Un paradigme du flou…
Longtemps le flou fut la sanction d’une photographie ratée, mais c’est, nettement, la seule possibilité de traduire le mouvement. Là le flou sera volontaire, de filé ou artistique dira-t-on, la priorité est à l’impression, au sensible, pour la maîtrise du temps, un ralenti s’impose. Un rapide calcul théorique m’indique que lors d’un déplacement à 120 km/h, avec une obturation réglée au trentième de seconde les objets au plan le plus proche parcourent et traînent environ 11 m durant le déclenchement, tandis que l’appareil photo se déplacera plus vite que le lointain. Ainsi le “flouté” subira un étagement hiérarchisé des plans allant decrescendo formant de vagues et incertaines déchirures, pour ne retenir que l’essentiel, la métamorphose du furtif en suggestif. Enfin ! Mes prises de vue témoignent de la vision subliminale et poétique de mon voyage : les arbres sont distordus, la végétation diaphane, les verticales chutent presque à angle droit, les maisons s’évanouissent en filigrane dans d’indicibles contours. Victor Hugo évoquait de grandes chevelures, des tresses ou de folles danses.

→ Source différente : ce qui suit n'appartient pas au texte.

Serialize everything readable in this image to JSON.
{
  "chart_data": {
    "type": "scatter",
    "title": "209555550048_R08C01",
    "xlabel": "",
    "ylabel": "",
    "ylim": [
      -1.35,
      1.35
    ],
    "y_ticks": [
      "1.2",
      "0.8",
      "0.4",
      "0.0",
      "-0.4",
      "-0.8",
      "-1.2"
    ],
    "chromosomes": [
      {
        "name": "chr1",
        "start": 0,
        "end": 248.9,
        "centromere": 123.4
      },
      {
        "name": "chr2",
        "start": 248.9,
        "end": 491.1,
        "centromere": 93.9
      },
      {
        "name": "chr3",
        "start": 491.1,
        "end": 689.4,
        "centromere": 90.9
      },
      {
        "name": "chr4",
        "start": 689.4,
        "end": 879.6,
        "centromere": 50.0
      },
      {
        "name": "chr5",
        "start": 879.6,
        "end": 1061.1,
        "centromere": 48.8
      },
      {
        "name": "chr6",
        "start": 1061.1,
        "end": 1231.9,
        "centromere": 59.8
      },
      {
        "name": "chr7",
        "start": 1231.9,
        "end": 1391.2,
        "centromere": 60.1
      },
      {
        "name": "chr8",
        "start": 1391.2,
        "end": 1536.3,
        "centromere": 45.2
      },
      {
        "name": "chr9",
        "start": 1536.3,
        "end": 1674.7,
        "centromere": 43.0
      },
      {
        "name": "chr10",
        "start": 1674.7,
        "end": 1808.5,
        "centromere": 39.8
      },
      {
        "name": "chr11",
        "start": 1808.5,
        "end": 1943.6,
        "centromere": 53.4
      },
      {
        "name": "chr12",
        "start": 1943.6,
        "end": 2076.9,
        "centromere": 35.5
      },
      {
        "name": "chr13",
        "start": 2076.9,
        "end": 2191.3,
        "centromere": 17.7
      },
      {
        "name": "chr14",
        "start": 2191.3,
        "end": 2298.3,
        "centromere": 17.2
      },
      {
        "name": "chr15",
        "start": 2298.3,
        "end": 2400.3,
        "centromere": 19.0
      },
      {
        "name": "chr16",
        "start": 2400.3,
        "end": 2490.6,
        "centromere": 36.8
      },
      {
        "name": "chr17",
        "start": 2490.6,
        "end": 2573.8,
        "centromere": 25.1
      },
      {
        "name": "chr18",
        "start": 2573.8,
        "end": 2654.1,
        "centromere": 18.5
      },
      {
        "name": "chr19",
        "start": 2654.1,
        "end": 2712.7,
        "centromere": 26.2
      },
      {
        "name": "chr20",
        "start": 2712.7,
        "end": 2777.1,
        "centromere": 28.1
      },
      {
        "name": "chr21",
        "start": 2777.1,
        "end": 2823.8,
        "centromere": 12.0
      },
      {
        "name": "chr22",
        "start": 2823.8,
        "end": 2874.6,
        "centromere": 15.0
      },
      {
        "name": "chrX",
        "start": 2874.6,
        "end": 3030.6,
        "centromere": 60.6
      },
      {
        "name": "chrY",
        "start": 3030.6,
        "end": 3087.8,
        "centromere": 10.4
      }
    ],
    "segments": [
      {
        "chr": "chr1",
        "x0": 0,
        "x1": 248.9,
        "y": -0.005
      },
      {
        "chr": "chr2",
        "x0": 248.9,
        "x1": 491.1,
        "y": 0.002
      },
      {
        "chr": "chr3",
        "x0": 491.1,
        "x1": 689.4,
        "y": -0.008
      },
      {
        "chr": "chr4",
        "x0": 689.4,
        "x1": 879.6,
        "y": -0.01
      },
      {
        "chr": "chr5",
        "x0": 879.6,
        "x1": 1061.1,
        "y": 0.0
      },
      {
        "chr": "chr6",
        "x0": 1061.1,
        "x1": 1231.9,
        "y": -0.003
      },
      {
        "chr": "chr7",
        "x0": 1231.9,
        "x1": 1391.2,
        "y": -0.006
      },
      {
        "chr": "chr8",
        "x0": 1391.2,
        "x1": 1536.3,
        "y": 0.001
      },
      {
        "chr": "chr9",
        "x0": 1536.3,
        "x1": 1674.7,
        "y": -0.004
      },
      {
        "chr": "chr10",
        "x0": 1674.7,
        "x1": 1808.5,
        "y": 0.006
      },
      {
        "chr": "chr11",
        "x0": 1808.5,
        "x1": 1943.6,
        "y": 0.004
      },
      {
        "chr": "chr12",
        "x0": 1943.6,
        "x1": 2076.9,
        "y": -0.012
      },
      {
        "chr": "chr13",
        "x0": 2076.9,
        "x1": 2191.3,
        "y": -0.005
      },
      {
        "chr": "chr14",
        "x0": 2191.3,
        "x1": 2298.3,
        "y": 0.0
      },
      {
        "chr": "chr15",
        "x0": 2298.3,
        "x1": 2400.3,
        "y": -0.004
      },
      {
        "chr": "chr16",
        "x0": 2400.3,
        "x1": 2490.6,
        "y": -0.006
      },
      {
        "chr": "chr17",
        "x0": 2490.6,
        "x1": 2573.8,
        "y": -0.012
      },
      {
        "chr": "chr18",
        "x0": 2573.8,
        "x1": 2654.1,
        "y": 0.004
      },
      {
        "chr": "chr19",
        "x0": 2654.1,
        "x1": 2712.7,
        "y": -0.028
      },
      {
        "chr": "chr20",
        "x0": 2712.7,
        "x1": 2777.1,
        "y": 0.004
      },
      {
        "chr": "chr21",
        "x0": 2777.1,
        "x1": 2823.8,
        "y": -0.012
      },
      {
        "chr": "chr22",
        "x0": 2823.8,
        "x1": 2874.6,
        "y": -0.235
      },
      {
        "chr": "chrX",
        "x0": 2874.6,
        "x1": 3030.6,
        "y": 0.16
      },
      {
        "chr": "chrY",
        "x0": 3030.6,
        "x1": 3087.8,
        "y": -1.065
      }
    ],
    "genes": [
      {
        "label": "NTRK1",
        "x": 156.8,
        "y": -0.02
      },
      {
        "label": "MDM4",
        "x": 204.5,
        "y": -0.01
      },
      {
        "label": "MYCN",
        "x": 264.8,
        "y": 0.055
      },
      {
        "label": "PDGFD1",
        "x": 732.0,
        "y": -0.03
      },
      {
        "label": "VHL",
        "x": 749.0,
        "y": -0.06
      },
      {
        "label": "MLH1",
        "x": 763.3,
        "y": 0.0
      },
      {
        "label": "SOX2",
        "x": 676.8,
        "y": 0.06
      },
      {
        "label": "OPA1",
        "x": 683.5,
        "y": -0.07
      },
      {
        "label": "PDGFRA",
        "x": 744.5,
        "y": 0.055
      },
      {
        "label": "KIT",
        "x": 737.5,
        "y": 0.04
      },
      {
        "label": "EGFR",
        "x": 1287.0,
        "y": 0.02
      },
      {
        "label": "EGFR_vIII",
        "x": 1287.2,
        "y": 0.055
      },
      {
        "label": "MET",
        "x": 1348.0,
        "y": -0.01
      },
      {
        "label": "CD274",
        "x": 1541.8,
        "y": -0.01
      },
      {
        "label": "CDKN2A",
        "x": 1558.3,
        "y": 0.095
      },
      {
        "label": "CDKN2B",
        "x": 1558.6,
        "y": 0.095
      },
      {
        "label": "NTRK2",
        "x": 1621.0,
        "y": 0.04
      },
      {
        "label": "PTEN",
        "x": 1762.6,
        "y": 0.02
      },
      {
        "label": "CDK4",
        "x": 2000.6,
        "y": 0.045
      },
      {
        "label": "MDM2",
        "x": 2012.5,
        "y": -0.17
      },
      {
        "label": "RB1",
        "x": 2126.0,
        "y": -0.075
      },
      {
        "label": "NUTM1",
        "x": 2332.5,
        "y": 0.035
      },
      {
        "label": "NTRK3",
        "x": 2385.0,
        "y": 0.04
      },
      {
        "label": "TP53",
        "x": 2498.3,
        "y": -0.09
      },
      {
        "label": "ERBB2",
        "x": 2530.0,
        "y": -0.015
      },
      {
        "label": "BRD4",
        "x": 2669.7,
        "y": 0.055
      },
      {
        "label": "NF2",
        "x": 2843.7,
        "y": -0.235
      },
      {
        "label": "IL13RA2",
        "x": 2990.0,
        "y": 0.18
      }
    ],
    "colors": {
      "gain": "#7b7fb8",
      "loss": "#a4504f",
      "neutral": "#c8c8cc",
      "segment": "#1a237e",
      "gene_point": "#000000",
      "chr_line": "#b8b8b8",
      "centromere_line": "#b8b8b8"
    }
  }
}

Si la véracité de la photographie détrôna le poncif du réalisme dans la peinture, ses pionniers comme Louis Daguerre et Charles Nègre étaient avant tout des peintres. À cette époque, ils furent nombreux a user du procédé photographique pour une quête du vrai de vrai et comme outil de travail. Après quelques décennies l’extraordinaire céda peut-être à la lassitude, et à la généralisation du réalisme en peinture porté par un Courbet s’opposa un courant captivé par la modernité, ou la nature et le mouvement y sont fantasmés. Dans un flou précis, les formes se confondent avec les coups de pinceau dans un mélange optique, supposant que l’Impressionnisme naquit d’une vision ferroviaire.